An Excellent Alternative: Google Docs Voice Typing

While the solution above works great for offline work, one alternative with a lot of promise is Google Docs. The Voice Typing feature work much like the dictation service in Mac OS. It has the crowdsourcing advantages and privacy disadvantages of other Google products. If you’re OK with that, I found Voice Typing to do an very good job with accuracy and it can go longer that Mac OS dictation.

To use Google Voice Typing, follow all of the steps above with Soundflower, Dictation preferences and configuring Audacity. Instead of using TextEdit, you’ll want to start the Chrome browser and create a Google Doc. Once you are in document, Select Tools –> Voice typing

The user interface and process of starting and stopping transcription is the same as with TextEdit.

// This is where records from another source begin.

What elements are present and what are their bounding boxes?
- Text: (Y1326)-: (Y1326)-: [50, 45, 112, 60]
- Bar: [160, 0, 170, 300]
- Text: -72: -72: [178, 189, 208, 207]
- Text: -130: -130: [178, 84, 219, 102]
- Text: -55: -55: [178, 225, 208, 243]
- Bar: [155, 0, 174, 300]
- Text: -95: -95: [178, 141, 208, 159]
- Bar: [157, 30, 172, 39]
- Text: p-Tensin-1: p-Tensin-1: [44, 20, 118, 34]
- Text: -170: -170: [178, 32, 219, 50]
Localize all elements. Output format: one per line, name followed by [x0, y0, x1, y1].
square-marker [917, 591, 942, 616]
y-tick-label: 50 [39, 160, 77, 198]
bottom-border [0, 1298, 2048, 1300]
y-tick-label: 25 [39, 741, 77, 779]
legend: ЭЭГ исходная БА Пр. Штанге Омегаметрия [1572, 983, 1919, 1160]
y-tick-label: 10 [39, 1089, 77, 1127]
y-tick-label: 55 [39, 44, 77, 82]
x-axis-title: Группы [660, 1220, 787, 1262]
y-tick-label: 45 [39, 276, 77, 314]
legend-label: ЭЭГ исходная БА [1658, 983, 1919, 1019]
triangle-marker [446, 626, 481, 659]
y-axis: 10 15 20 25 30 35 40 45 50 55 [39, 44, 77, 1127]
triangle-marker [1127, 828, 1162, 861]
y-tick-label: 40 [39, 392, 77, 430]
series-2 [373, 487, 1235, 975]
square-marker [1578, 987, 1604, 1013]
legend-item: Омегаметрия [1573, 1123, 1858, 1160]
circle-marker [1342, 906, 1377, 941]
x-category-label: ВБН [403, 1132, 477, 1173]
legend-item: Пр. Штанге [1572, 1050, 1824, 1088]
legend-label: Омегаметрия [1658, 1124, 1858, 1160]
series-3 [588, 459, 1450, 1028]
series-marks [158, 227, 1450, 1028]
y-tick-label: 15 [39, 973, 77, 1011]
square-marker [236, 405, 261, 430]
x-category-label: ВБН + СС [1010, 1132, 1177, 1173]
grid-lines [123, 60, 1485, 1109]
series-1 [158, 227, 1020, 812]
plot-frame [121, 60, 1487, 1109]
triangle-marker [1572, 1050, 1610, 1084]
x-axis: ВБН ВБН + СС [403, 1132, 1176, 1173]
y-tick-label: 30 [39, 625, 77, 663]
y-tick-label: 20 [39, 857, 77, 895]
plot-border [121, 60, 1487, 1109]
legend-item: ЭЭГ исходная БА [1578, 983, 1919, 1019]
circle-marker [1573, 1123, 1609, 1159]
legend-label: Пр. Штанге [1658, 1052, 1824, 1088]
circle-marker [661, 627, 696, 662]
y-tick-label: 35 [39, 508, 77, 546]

Dictation and Transcription Limitations

This process sets you well on you way to the goal of a high fidelity audio transcription. But it will be short of perfect. Here’s what you can do to go from good to perfect:

Download Speech To Text Software

  • Understand that Mac OS dictation transcription works for a maximum of 30 seconds at a time. If you need longer, you may want to use an alternate technology such as Dragon.
  • Audio playback needs to start before dictation/transcription begins in TextEdit. TextEdit needs to be in focus for dictation to work. If you set the Audacity scrubber a few seconds ahead of target snippet, you’ll be fine.
  • Transcription cannot intuit punctuation. You’ll need to add that after the fact.
  • If you have multiple speakers or a noisy background, you may need to complete one additional step of creating a pristine audio file to work from. This can be done by listening to the sound through headphones and speaking the text into an audio recorder. Use the recording of your voice to drive the transcription.